Sentenza 9 febbraio 2006
Massime • 1
È illegittima la decisione del giudice di appello che dichiari inutilizzabili i documenti (nella specie consulenza, bilanci, relazioni ecc) - prodotti dalla difesa dell'imputato, in sede di udienza preliminare, prima della richiesta del giudizio abbreviato - in quanto la richiesta di giudizio abbreviato può essere, ex art. 438, comma secondo, cod. proc. pen., presentata fino a quando non siano state formulate le conclusioni e, quindi, anche dopo l'eventuale integrazione istruttoria disposta dal giudice dell'udienza preliminare, ex art. 421 bis o 422 cod. proc. pen. e a maggior ragione successivamente alle produzioni documentali che il giudice dell'udienza preliminare, ex art. 421 comma terzo, cod. proc. pen., ammette dopo la costituzione delle parti. Ne deriva che, in tal caso, l'erronea dichiarazione dell'invalidità della prova integra un "error in procedendo" censurabile in sede di legittimità ai sensi dell'art. 606, comma primo, lett. c) cod. proc. pen..
Commentari • 0
Sul provvedimento
| Citazione : | Cass. pen., sez. V, sentenza 09/02/2006, n. 6777 |
|---|---|
| Giurisdizione : | Corte di Cassazione |
| Numero : | 6777 |
| Data del deposito : | 9 febbraio 2006 |
Testo completo
Composta dagli Ill.mi Sigg.ri Magistrati: Udienza pubblica
Dott. FOSCARINI Bruno - Presidente - del 09/02/2006
Dott. NAPPI Aniello - Consigliere - SENTENZA
Dott. DI TOMASSI Maria Stefania - Consigliere - N. 274
Dott. DIDONE Antonio - Consigliere - REGISTRO GENERALE
Dott. VESSICHELLI Maria - Consigliere - N. 19480/2005
ha pronunciato la seguente:
SENTENZA
sul ricorso proposto da:
PA SE, n. ad Ascoli Piceno il 28 aprile 1944;
avverso la sentenza della Corte d'appello dell'Aquila depositata il 17 dicembre 2004;
Sentita la relazione svolta dal Consigliere Dott. Aniello Nappi;
Udite le conclusioni del P.M. Dott. GALASSO Aurelio che ha chiesto a.c.r..

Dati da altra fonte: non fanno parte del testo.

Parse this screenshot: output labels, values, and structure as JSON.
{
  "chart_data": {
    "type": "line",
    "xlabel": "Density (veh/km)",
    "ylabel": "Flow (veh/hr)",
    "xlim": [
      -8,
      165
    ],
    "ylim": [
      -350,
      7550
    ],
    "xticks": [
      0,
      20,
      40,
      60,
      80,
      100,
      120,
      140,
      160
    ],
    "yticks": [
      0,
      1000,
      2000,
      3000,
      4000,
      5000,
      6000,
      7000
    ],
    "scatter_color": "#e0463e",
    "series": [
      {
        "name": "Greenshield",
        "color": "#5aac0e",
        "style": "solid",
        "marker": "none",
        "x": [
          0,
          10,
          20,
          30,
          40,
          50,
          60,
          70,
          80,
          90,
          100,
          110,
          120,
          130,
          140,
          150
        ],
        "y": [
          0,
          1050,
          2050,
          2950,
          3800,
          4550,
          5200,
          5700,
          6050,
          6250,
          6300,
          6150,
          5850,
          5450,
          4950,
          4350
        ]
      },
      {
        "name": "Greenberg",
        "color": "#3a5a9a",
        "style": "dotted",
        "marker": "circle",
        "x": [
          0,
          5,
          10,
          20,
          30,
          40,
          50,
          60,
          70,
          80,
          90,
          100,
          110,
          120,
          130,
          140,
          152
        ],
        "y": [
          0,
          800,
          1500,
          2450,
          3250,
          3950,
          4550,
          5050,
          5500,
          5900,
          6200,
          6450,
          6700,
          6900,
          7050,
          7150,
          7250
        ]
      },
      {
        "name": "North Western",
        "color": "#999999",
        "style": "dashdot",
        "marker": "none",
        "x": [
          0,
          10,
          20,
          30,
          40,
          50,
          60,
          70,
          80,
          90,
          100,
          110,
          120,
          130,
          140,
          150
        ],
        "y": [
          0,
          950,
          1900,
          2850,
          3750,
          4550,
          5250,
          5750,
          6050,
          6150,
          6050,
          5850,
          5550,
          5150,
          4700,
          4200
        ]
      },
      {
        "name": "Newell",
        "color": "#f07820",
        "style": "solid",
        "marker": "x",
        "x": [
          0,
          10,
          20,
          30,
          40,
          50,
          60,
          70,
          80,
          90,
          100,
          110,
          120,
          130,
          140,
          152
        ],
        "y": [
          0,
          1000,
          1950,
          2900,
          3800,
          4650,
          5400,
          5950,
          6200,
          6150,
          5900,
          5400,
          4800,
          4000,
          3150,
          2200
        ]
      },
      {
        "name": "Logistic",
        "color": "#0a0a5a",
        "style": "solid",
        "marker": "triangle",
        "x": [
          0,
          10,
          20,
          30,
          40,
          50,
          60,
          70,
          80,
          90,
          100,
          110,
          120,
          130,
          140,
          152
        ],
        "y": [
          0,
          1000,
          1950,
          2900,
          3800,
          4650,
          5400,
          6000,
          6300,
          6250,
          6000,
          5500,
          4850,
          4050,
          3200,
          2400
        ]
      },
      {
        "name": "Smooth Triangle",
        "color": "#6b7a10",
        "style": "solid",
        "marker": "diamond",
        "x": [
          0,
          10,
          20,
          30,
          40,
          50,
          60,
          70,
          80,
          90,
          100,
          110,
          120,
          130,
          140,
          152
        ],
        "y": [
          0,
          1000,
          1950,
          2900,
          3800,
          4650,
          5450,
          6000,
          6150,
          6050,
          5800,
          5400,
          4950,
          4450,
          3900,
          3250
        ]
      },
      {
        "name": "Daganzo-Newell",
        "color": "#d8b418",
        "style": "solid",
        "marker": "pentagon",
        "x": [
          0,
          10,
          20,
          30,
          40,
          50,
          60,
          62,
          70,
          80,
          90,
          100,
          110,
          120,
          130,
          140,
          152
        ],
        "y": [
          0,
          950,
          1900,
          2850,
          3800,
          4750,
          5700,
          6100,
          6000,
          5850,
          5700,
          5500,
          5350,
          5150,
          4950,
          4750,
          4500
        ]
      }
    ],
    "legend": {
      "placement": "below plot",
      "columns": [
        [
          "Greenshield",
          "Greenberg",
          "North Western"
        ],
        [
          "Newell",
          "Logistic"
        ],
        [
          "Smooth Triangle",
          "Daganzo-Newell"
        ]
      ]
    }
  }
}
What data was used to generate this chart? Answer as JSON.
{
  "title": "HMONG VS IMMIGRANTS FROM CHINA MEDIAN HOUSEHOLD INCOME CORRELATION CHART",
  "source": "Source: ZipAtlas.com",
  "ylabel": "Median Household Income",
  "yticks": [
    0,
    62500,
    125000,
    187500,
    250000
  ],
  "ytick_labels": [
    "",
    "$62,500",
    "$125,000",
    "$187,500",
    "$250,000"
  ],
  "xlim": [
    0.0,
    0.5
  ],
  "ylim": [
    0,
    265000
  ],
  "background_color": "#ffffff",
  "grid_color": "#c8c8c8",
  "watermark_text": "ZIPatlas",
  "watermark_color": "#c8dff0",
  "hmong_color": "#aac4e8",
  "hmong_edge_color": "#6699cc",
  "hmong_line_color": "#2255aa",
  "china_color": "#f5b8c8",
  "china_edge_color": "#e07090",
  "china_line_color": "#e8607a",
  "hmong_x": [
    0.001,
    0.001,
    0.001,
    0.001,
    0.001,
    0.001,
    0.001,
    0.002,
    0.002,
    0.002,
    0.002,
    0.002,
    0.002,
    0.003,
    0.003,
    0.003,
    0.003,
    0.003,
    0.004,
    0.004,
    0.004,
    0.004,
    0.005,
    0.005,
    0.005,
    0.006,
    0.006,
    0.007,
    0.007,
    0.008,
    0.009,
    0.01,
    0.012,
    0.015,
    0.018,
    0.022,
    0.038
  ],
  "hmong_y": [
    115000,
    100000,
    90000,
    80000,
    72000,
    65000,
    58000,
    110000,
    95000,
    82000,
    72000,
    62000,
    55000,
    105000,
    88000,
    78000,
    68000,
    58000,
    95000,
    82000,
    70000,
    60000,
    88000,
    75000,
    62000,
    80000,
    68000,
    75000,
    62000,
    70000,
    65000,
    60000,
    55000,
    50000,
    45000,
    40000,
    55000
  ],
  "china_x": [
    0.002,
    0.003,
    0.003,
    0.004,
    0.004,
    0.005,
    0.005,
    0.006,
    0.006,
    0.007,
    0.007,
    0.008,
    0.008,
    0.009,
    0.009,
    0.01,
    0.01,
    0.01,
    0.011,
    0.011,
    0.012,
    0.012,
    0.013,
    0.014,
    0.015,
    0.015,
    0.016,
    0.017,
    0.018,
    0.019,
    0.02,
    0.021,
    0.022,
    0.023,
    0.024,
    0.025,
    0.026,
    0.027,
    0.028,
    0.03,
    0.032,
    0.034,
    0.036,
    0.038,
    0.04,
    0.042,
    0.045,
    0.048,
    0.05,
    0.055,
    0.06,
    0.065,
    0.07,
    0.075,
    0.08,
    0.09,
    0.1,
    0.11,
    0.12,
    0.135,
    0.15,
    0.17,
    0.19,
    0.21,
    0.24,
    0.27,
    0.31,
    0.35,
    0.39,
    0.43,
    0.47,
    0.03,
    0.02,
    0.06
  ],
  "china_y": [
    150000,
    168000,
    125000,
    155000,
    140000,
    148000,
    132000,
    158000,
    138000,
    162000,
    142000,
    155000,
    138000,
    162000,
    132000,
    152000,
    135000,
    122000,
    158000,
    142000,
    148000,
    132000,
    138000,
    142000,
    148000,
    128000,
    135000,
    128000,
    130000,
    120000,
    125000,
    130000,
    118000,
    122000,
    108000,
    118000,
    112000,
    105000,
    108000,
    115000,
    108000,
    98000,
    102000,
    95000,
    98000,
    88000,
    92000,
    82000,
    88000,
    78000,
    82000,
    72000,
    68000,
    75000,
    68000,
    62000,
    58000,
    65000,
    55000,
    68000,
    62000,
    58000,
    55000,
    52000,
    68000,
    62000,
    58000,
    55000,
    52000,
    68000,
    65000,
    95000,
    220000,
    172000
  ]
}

Udito, per la parte civile, l'avv. CICI Fiorenzo e Avv. DE VIRGINIO Clementina;
Udito il difensore Avv. DE LUCA SE.
MOTIVI DELLA DECISIONE
1. Con la sentenza impugnata la Corte d'appello dell'Aquila ha confermato la dichiarazione di colpevolezza di SE NE in ordine ai delitti di concorso in false comunicazioni sociali in danno dei soci o dei creditori (art. 2622 c.c.) e di bancarotta semplice, contestatigli nella sua qualità di consulente della TI s.r.l., divenuta poi s.a.s., impresa edile fallita il 20 gennaio 1999 dopo avere indotto le cooperative edilizie RI, Lo ZO e Di IO a stipulare generici contratti di appalto e a rilasciare anticipatamente in favore della società appaltatrice cambiali per vari miliardi di lire, utilizzate a garanzia di un finanziamento bancario, con un'operazione non esibita nei rispettivi bilanci e destinata esclusivamente ad allontanarne il fallimento. Ricorre per cassazione SE NE e propone dodici motivi d'impugnazione, di cui tre motivi aggiunti.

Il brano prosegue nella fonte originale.